At first, I briefly thought this post should go to "Media" or possibly "Investing" but the span of wrong and misleading statements, I almost wish there were a "Bald Faced Liars" forum. Regardless, it is a useful review of likely FUD we'll find in real life. Being prepared with facts and data makes you the bar chat winner:





This video highlights how financial 'analysts' are abysmally ignorant about the technology and not much more about investment and finances. My favorite example, the video was released on February 22 when TSLA closed at $913 February 21 with a market capitalization greater than everyone but Toyota.

Bob Wilson


----------



## NR4P (Jul 14, 2018)

I looked at only the first 10 mins due to my time constraint and believe it to be fair in general. A story such as this designed for a one hour TV segment may have taken more than 3 months to produce and edit before release. To find fault because of a 1 day release of stock price high and published on the air it not controllable unless it is live TV.

The oil industry and many in Washington are spending more to convince people that EV's are worse than ICE vehicles for pollution. And another lie, Tesla gets handouts from the government to help them. How soon they forget the government rescue of GM and don't understand the buyer tax credits were given to Toyota years ago.

Also, about a week ago NBC ran a decent segment on the Mustang EV. Seemed to be very Ford focused. However I was disappointed when the tag that Telsa is not yet profitable was stated on air. With that only a week or two after Tesla announced full year profitability is disappointing but that story and voice overs were completed a number of weeks ago.

Until Tesla decides to counter with some advertising which they don't need to do for orders currently, its up to all of us to communicate the latest information.


----------



## Dr. J (Sep 1, 2017)

NR4P said:


> only a week or two after Tesla announced full year profitability


https://www.theverge.com/2020/1/29/21113987/tesla-q4-2019-earnings-results-profit-revenue-model-3

"Tesla still didn't turn an annual profit - in fact, it lost $862 million in 2019. But that was better than the $1 billion loss the company posted in 2018. The company pulled down a $105 million profit in the fourth quarter, ..."


----------



## JasonF (Oct 26, 2018)

I believe there's some financial guideline that a company isn't considered "profitable" until it produces a profit for 4 consecutive quarters.


----------



## Feathermerchant (Sep 17, 2018)

I like how they say that selling EVs is not profitable.

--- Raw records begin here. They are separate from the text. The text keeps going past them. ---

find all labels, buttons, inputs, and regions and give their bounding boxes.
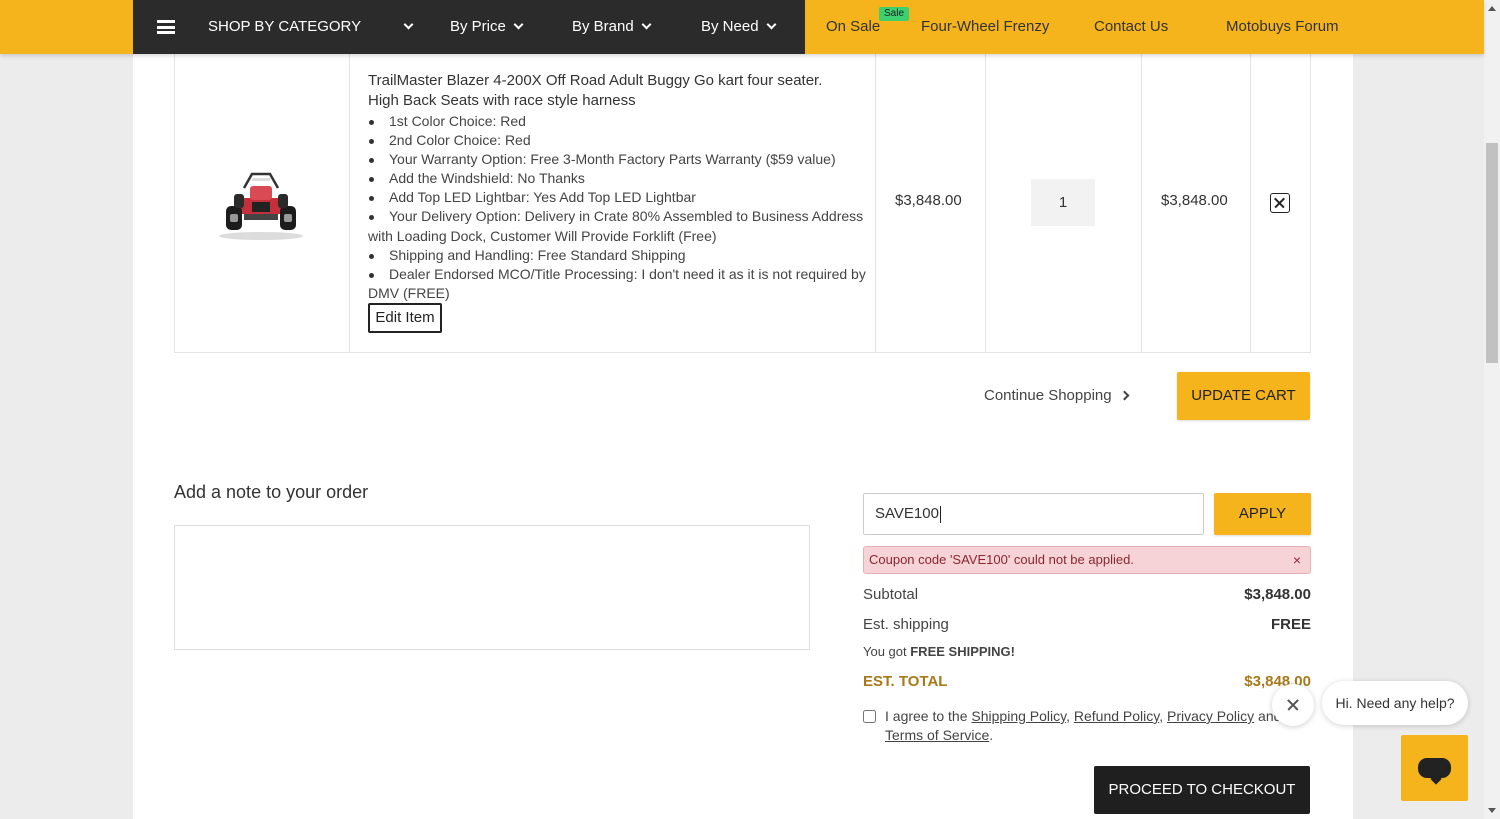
order-note-textarea[interactable]: [174, 525, 810, 650]
subtotal-label: Subtotal: [863, 586, 919, 603]
top-navigation: SHOP BY CATEGORY By Price By Brand By Ne…: [0, 0, 1484, 54]
close-icon[interactable]: ×: [1293, 547, 1301, 573]
line-total: $3,848.00: [1161, 192, 1228, 209]
agree-checkbox[interactable]: [863, 710, 876, 723]
nav-shop-by-category[interactable]: SHOP BY CATEGORY: [208, 0, 361, 54]
edit-item-button[interactable]: Edit Item: [368, 303, 442, 333]
nav-by-price-label: By Price: [450, 18, 506, 35]
nav-by-brand[interactable]: By Brand: [572, 0, 652, 54]
list-item: Dealer Endorsed MCO/Title Processing: I …: [368, 265, 868, 303]
separator: ,: [1159, 708, 1167, 724]
privacy-policy-link[interactable]: Privacy Policy: [1167, 708, 1254, 724]
list-item: Your Delivery Option: Delivery in Crate …: [368, 207, 868, 245]
list-item: Your Warranty Option: Free 3-Month Facto…: [368, 150, 868, 169]
nav-by-need[interactable]: By Need: [701, 0, 776, 54]
nav-motobuys-forum[interactable]: Motobuys Forum: [1226, 0, 1339, 54]
chevron-down-icon: [513, 19, 524, 30]
page-scrollbar[interactable]: [1484, 0, 1500, 819]
chat-close-icon[interactable]: [1272, 684, 1314, 726]
product-options-list: 1st Color Choice: Red 2nd Color Choice: …: [368, 112, 868, 303]
chevron-down-icon: [641, 19, 652, 30]
shipping-row: Est. shipping FREE: [863, 616, 1311, 633]
nav-dark-section: SHOP BY CATEGORY By Price By Brand By Ne…: [133, 0, 805, 54]
scroll-up-icon[interactable]: [1488, 6, 1496, 11]
agree-prefix: I agree to the: [885, 708, 972, 724]
coupon-error-alert: Coupon code 'SAVE100' could not be appli…: [863, 546, 1311, 574]
table-divider: [349, 54, 350, 353]
coupon-input[interactable]: SAVE100: [863, 493, 1204, 535]
chevron-right-icon: [1119, 390, 1130, 401]
subtotal-row: Subtotal $3,848.00: [863, 586, 1311, 603]
nav-contact-us[interactable]: Contact Us: [1094, 0, 1168, 54]
continue-shopping-label: Continue Shopping: [984, 387, 1112, 404]
chat-icon[interactable]: [1401, 735, 1468, 801]
nav-four-wheel-frenzy[interactable]: Four-Wheel Frenzy: [921, 0, 1049, 54]
quantity-input[interactable]: 1: [1031, 179, 1095, 226]
free-shipping-prefix: You got: [863, 644, 911, 659]
continue-shopping-link[interactable]: Continue Shopping: [984, 386, 1130, 406]
update-cart-button[interactable]: UPDATE CART: [1177, 372, 1310, 420]
coupon-error-text: Coupon code 'SAVE100' could not be appli…: [869, 552, 1134, 567]
total-row: EST. TOTAL $3,848.00: [863, 673, 1311, 690]
period: .: [989, 727, 994, 743]
scrollbar-thumb[interactable]: [1486, 143, 1498, 363]
product-buggy-image[interactable]: [214, 168, 308, 242]
shipping-label: Est. shipping: [863, 616, 949, 633]
chevron-down-icon: [403, 19, 414, 30]
coupon-input-value: SAVE100: [875, 505, 939, 522]
nav-on-sale[interactable]: On Sale: [826, 0, 880, 54]
chevron-down-icon: [766, 19, 776, 30]
chat-greeting-bubble[interactable]: Hi. Need any help?: [1322, 681, 1468, 725]
list-item: 2nd Color Choice: Red: [368, 131, 868, 150]
nav-by-need-label: By Need: [701, 18, 759, 35]
refund-policy-link[interactable]: Refund Policy: [1074, 708, 1159, 724]
unit-price: $3,848.00: [895, 192, 962, 209]
list-item: Add Top LED Lightbar: Yes Add Top LED Li…: [368, 188, 868, 207]
terms-of-service-link[interactable]: Terms of Service: [885, 727, 989, 743]
nav-category-dropdown[interactable]: [396, 0, 414, 54]
list-item: Add the Windshield: No Thanks: [368, 169, 868, 188]
sale-badge: Sale: [879, 7, 910, 21]
shipping-policy-link[interactable]: Shipping Policy: [971, 708, 1066, 724]
table-divider: [875, 54, 876, 353]
free-shipping-bold: FREE SHIPPING!: [910, 644, 1015, 659]
nav-by-brand-label: By Brand: [572, 18, 634, 35]
list-item: 1st Color Choice: Red: [368, 112, 868, 131]
list-item: Shipping and Handling: Free Standard Shi…: [368, 246, 868, 265]
table-divider: [1250, 54, 1251, 353]
scroll-down-icon[interactable]: [1488, 808, 1496, 813]
product-title[interactable]: TrailMaster Blazer 4-200X Off Road Adult…: [368, 71, 848, 111]
proceed-to-checkout-button[interactable]: PROCEED TO CHECKOUT: [1094, 766, 1310, 814]
total-label: EST. TOTAL: [863, 673, 948, 690]
apply-coupon-button[interactable]: APPLY: [1214, 493, 1311, 535]
free-shipping-message: You got FREE SHIPPING!: [863, 644, 1311, 659]
separator: ,: [1066, 708, 1074, 724]
shipping-value: FREE: [1270, 616, 1311, 633]
table-divider: [1141, 54, 1142, 353]
nav-by-price[interactable]: By Price: [450, 0, 524, 54]
menu-icon[interactable]: [157, 20, 175, 34]
text-caret: [939, 505, 941, 523]
terms-agreement: I agree to the Shipping Policy, Refund P…: [863, 707, 1303, 745]
table-divider: [985, 54, 986, 353]
subtotal-value: $3,848.00: [1244, 586, 1311, 603]
order-note-title: Add a note to your order: [174, 482, 369, 502]
remove-item-close-icon[interactable]: [1270, 193, 1290, 213]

Well they sell GASV's for at or below cost and make profits on parts and service. (think inkjet printers) So sure EVs will cost more. But service will be less.
Few seem to understand this.

Selling GASV's ad a discount and making it up on parts and service creates a barrier to new entries into the market. Making it difficult for innovation to happen. New entries don't have a fleet they are servicing to provide profits or at least income.
But another barrier it creates is when a better product comes along, existing OEMs are put at a disadvantage due to their business/dealer model, and the tremendous amount of capital required to change. This does not even count the corporate inertia. In the Video, they play Ford saying that your business self would not do this (take capital risks). Sure, because the share holders insist on return, return and more return without thinking long term or thinking about what is right for their own customers. Killing off your customers is not good for business in the long run.


----------